This is an immensely political question which has really nothing at all to do with technology.
As a user of the internet and of Google, I do wonder, day in and day out, about the power of the information they’re accumulating. These topics–the competitive landscape and the right to be forgotten –merely scratch the surface of many other issues we should be thinking about.
When I put my address in Google and I can see my house, then and there, it worries me. When I put my name in it and realize how much they know about me, it scares me. The amount of information about “us”companies the likes of Google are accumulating is misunderstood, at best, and in my books, information equates power. Today Google is a “nice”company, eager to comply with the laws, be green, relaxed and do the right thing. But things change –a simple change of powers within the company could change this attitude; and suddenly, we may find ourselves with a private company that has more information about us than the NSA does. And since it’s a private corporation, there are no House committees that can be called upon for a government review. Who will tell Google how they can or cannot use that information? Who will police their activities
We need to start, today, to set some limits as to how this information is and can be used. We may discuss a difference between corporations and individuals, private corporations and public ones, criminals or non criminals (watch out for witchhunts); but in the end, we must find a way to “watch”what data companies such as Google are collecting and, more importantly, what they’re doing with that information. Not just what they’re displaying as a result of our searches, but what else they’re already, or could potentially, be doing with it.

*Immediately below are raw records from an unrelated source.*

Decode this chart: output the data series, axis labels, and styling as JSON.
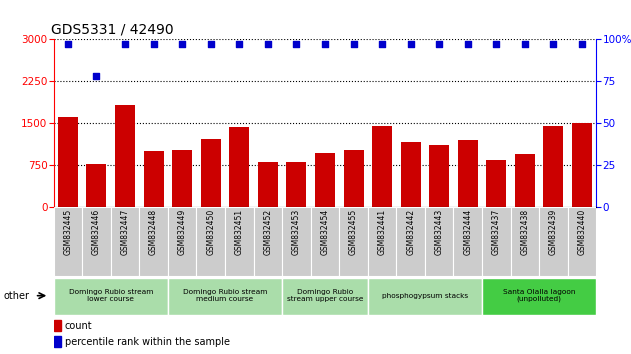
{
  "title": "GDS5331 / 42490",
  "categories": [
    "GSM832445",
    "GSM832446",
    "GSM832447",
    "GSM832448",
    "GSM832449",
    "GSM832450",
    "GSM832451",
    "GSM832452",
    "GSM832453",
    "GSM832454",
    "GSM832455",
    "GSM832441",
    "GSM832442",
    "GSM832443",
    "GSM832444",
    "GSM832437",
    "GSM832438",
    "GSM832439",
    "GSM832440"
  ],
  "counts": [
    1600,
    760,
    1820,
    1000,
    1010,
    1220,
    1430,
    810,
    810,
    960,
    1010,
    1450,
    1160,
    1100,
    1200,
    840,
    950,
    1450,
    1500
  ],
  "percentile_ranks": [
    97,
    78,
    97,
    97,
    97,
    97,
    97,
    97,
    97,
    97,
    97,
    97,
    97,
    97,
    97,
    97,
    97,
    97,
    97
  ],
  "bar_color": "#cc0000",
  "dot_color": "#0000cc",
  "ylim_left": [
    0,
    3000
  ],
  "ylim_right": [
    0,
    100
  ],
  "yticks_left": [
    0,
    750,
    1500,
    2250,
    3000
  ],
  "yticks_right": [
    0,
    25,
    50,
    75,
    100
  ],
  "groups": [
    {
      "label": "Domingo Rubio stream\nlower course",
      "start": 0,
      "end": 4,
      "color": "#aaddaa"
    },
    {
      "label": "Domingo Rubio stream\nmedium course",
      "start": 4,
      "end": 8,
      "color": "#aaddaa"
    },
    {
      "label": "Domingo Rubio\nstream upper course",
      "start": 8,
      "end": 11,
      "color": "#aaddaa"
    },
    {
      "label": "phosphogypsum stacks",
      "start": 11,
      "end": 15,
      "color": "#aaddaa"
    },
    {
      "label": "Santa Olalla lagoon\n(unpolluted)",
      "start": 15,
      "end": 19,
      "color": "#44cc44"
    }
  ],
  "other_label": "other",
  "legend_count_label": "count",
  "legend_pct_label": "percentile rank within the sample",
  "tick_label_bg": "#cccccc"
}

And yes, the results of a search have to be guaranteed to be fair and unbiased. A company like Google could easily influence our choices, our habits and even our political choices, by skewing the search results in one direction or another. They themselves may not even have realized yet the power they have; but think about it–China has banned Google and has created its own equivalent. Why do you think they’ve done that? Because they clearly recognize the power hidden (or not so anymore) in the results of a search, and how this can easily sway public opinions in any direction.
So should Google be regulated as a public utility? If this means in economic terms, I’m not so convinced. I don’t think we should be involved in what the market is willing to pay for an ad on Google or Bing.
But if this means how they should be returning the search results; if it means that they must be fair and give space to everyone –then I think we should put serious considerations into that thought, because we want to avoid, from the onset, the possibility that companies like Google may be able to swing results in ways that favor them, before we lose control over the whole issue altogether.
Before they start moving results in favor of politicians who might be willing to “close an eye”, and we find ourselves with a government structured by Google! Sounds dramatic? I don’t think it’s that far from the truth, really. Might not be today’s Google; but, as I said above, things –and people – change over time. And Google isn’t a live entity; it’s a corporation, whose behavior and actions are dictated by those who run the corporation, humans. And humans often succumb to the lure of power.
I’m very glad that Europeans are already understanding the dangers. Here in the US, we seem to be too trusting, and too eager to empower. Europeans have already witnessed, throughout the centuries, what this might lead to. And they aren’t willing to repeat it any time soon.
Perhaps we should learn from them, adopt a more cautious and watchful stance. Not just of the NSA, but also of those private corporations that are so large that they can, quite literally, control our lives.